Eu ajustei um modelo ARIMA (1,1,1) -GARCH (1,1) às séries temporais dos preços do log de taxas de câmbio AUD / USD amostrados em intervalos de um minuto ao longo de vários anos, dando-me mais de dois milhões de pontos de dados para estimar o modelo. O conjunto de dados está disponível aqui . Para maior clareza, este era um modelo ARMA-GARCH ajustado para registrar retornos devido à integração de primeira ordem dos preços dos registros. A série cronológica AUD / USD original é assim:
Em seguida, tentei simular uma série temporal com base no modelo ajustado, fornecendo o seguinte:
Eu espero e desejo que a série temporal simulada seja diferente da série original, mas não esperava que houvesse uma diferença tão significativa. Em essência, quero que a série simulada se comporte ou se pareça amplamente com a original.
Este é o código R que eu usei para estimar o modelo e simular a série:
library(rugarch)
rows <- nrow(data)
data <- (log(data[2:rows,])-log(data[1:(rows-1),]))
spec <- ugarchspec(variance.model = list(model = "sGARCH", garchOrder = c(1, 1)), mean.model = list(armaOrder = c(1, 1), include.mean = TRUE), distribution.model = "std")
fit <- ugarchfit(spec = spec, data = data, solver = "hybrid")
sim <- ugarchsim(fit, n.sim = rows)
prices <- exp(diffinv(fitted(sim)))
plot(seq(1, nrow(prices), 1), prices, type="l")

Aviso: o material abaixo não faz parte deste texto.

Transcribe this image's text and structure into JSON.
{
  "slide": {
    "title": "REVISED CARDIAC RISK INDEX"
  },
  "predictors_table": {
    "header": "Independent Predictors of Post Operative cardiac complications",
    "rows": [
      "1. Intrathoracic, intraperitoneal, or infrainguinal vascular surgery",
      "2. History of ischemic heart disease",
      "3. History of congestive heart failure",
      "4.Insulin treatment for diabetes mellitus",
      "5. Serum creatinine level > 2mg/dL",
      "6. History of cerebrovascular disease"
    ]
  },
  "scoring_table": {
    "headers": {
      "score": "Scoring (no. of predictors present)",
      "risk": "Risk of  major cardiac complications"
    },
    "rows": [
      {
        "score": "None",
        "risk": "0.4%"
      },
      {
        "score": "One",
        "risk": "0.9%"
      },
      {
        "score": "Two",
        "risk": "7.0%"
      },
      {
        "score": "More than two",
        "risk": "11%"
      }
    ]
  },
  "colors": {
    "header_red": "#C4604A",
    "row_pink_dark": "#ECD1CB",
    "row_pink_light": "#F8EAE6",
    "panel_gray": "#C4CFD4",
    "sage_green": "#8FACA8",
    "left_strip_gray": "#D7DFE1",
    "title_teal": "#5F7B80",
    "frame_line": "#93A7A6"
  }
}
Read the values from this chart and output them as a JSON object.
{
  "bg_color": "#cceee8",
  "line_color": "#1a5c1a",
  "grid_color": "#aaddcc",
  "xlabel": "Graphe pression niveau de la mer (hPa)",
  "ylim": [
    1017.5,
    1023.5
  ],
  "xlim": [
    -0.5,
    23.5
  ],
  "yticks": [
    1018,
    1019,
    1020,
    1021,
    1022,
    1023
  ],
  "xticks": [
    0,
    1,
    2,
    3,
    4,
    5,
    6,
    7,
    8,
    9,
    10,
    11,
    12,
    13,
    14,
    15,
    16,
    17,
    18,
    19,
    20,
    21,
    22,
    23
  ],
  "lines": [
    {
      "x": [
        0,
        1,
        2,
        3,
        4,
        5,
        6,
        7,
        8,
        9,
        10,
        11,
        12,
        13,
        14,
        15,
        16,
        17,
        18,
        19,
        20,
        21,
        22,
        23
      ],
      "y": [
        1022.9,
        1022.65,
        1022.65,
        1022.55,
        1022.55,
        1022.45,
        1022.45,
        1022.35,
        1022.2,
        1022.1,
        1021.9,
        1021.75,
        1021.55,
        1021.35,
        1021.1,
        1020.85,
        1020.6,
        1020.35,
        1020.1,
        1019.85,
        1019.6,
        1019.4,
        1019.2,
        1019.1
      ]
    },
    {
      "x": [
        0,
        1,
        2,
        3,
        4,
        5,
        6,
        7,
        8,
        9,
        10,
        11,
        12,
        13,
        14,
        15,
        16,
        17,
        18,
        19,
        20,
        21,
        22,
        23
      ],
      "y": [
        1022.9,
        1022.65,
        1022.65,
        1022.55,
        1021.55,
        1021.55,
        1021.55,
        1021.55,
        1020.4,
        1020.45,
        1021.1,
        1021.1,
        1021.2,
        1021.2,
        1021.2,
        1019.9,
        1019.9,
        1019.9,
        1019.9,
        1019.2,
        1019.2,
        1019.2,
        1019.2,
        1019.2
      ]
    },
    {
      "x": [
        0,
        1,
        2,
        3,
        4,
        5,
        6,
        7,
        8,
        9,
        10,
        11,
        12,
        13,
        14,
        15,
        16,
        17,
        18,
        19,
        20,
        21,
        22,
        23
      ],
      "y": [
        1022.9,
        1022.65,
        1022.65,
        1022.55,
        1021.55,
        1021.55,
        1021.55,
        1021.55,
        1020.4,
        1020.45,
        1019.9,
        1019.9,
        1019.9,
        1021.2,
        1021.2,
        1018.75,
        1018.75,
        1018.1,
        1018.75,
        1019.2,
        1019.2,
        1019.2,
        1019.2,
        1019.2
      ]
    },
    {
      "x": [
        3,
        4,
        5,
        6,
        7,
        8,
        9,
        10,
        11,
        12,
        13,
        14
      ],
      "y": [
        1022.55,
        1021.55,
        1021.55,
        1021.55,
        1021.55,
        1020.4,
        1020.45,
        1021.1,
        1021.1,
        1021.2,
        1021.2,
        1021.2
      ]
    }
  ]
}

E esta é a saída de estimativa:
*---------------------------------*
* GARCH Model Fit *
*---------------------------------*
Conditional Variance Dynamics
-----------------------------------
GARCH Model : sGARCH(1,1)
Mean Model : ARFIMA(1,0,1)
Distribution : std
Optimal Parameters
------------------------------------
Estimate Std. Error t value Pr(>|t|)
mu 0.000000 0.000000 -1.755016 0.079257
ar1 -0.009243 0.035624 -0.259456 0.795283
ma1 -0.010114 0.036277 -0.278786 0.780409
omega 0.000000 0.000000 0.011062 0.991174
alpha1 0.050000 0.000045 1099.877416 0.000000
beta1 0.900000 0.000207 4341.655345 0.000000
shape 4.000000 0.003722 1074.724738 0.000000
Robust Standard Errors:
Estimate Std. Error t value Pr(>|t|)
mu 0.000000 0.000002 -0.048475 0.961338
ar1 -0.009243 0.493738 -0.018720 0.985064
ma1 -0.010114 0.498011 -0.020308 0.983798
omega 0.000000 0.000010 0.000004 0.999997
alpha1 0.050000 0.159015 0.314436 0.753190
beta1 0.900000 0.456020 1.973598 0.048427
shape 4.000000 2.460678 1.625568 0.104042
LogLikelihood : 16340000
Eu apreciaria muito qualquer orientação sobre como melhorar minha modelagem e simulação, ou qualquer visão sobre os erros que eu possa ter cometido. Parece que o resíduo do modelo não está sendo usado como termo de ruído na minha tentativa de simulação, embora não tenha certeza de como incorporá-lo.
ugarchspec()
eugarchsim()
). Verifique se o seu código é reproduzível sempre que você fizer uma pergunta aqui e "ajudará as pessoas a ajudá-lo".